Friday, August 28, 2009

Healthcare and the Common Good

Are you among the exceedingly wealthy in this country?  Can you manage never to get sick or have an accident?  When your time comes, can you guarantee you'll slip peacefully into that good night with no need for costly drugs, surgery, and machines?  If the answer to these questions is no, you can’t afford life-long health care on your own.

Like it or not, health care is a group project.  That, of course, is what insurance is all about.  Costs of care are spread around to both the temporarily healthy and the ill.  In order to fund care for the ill, temporarily healthy people have to chip in so that when their own small or large disaster strikes, there will be enough there to cover that, too.  Take away the healthy people, and the whole enterprise falls apart.  We are all in this together—or we should be.

Truly, health care is a matter of the common good, like public schools, roads, bridges, and public transportation.  I surely can’t afford to build roads, but I use them, I’m glad they’re there (most of the time), and I’m happy to contribute to their maintenance.  We need everyone to be part of the pool for spreading the costs around.

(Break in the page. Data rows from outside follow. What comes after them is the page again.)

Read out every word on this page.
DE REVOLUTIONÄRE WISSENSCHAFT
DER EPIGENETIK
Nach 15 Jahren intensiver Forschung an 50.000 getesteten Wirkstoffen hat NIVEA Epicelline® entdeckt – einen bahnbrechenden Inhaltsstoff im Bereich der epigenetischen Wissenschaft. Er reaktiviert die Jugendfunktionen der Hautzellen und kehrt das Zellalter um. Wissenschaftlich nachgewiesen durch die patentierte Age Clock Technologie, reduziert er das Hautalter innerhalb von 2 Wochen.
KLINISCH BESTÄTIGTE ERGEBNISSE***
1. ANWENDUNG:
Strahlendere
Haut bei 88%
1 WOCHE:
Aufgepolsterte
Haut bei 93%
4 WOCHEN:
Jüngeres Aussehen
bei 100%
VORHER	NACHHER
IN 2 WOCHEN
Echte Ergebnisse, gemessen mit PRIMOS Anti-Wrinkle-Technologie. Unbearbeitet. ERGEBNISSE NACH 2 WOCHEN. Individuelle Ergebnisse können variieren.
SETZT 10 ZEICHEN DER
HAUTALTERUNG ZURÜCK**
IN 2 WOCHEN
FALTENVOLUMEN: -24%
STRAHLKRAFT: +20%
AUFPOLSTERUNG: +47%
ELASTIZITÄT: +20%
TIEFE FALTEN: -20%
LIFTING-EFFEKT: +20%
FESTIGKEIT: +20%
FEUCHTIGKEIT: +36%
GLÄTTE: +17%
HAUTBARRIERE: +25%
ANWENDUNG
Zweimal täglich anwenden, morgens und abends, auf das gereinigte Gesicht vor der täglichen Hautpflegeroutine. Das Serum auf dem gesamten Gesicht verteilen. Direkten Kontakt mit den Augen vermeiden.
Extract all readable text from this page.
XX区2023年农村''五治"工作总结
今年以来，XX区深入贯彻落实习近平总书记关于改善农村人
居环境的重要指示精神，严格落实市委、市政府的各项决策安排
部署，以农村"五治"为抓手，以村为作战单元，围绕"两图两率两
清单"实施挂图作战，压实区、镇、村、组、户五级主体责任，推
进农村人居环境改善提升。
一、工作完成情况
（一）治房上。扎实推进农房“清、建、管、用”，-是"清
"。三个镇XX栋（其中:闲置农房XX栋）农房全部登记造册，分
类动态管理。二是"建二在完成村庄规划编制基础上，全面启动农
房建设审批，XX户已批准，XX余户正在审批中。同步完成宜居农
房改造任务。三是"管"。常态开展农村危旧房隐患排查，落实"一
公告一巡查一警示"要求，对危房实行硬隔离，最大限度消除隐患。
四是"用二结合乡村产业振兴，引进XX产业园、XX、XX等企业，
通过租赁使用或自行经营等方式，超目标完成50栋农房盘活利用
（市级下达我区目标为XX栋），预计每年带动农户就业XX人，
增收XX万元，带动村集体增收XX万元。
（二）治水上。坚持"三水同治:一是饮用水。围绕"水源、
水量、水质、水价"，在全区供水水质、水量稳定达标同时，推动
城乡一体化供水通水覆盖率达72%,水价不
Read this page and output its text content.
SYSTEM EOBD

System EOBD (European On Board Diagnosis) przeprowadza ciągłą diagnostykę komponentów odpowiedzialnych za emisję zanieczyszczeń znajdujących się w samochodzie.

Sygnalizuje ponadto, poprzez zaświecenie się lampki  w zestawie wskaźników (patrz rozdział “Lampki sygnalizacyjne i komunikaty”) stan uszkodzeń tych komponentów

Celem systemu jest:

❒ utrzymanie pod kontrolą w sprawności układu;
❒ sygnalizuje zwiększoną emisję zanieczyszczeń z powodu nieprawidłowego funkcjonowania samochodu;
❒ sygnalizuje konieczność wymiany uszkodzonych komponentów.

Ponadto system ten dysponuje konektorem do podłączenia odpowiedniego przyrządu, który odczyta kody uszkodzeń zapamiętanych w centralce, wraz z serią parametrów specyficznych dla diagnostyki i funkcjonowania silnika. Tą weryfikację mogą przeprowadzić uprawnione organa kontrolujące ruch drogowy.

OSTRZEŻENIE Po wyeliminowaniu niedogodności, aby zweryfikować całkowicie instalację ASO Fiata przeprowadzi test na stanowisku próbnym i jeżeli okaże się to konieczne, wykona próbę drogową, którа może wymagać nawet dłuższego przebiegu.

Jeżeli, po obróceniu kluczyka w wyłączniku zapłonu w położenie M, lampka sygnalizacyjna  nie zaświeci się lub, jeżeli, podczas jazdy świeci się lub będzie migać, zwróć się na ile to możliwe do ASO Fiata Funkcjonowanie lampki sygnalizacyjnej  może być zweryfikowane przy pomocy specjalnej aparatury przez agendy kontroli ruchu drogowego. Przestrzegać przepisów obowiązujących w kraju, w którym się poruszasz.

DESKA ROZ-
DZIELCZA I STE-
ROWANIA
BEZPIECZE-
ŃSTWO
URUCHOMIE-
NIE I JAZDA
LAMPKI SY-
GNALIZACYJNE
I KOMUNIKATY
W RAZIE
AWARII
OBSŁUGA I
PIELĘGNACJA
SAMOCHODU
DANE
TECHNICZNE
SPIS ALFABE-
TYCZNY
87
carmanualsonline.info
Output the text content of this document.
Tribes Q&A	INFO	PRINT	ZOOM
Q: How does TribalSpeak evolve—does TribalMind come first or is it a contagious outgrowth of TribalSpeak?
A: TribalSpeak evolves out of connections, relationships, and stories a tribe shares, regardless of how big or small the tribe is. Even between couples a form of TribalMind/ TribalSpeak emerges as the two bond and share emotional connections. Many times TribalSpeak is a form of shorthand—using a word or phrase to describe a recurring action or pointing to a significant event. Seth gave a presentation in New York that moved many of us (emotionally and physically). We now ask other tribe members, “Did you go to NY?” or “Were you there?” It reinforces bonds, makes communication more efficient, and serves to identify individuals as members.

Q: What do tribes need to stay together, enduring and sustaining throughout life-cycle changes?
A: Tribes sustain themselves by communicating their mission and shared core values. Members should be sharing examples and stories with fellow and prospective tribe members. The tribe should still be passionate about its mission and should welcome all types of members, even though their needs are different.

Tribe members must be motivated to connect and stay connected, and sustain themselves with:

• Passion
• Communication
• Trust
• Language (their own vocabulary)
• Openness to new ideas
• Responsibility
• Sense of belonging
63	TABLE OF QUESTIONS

That’s one good reason for putting everyone in the health care pool.  It’s just practical.  What happens to the uninsured now?  Certainly, many uninsured are temporarily healthy.  Whether they could pay for health insurance or not, they are hoping they will never get sick.  When they do get sick and have to be treated in an emergency room, the costs are spread to the rest of us via higher insurance costs, but now those costs are much more expensive.  And there are those who put off medical care long enough that what could have been treated easily now is more complicated, dangerous, and costly.

Practicality isn’t the only reason, or even the most compelling reason, to get everyone into the pool—but it’s an awfully fine reason.  And yes, that would be universal health care.


Coming up sometime soon: another reason for universal health care.

1 comment:

  1. Such turmoil around this issue. I appreciate your research. We need to do something about all this.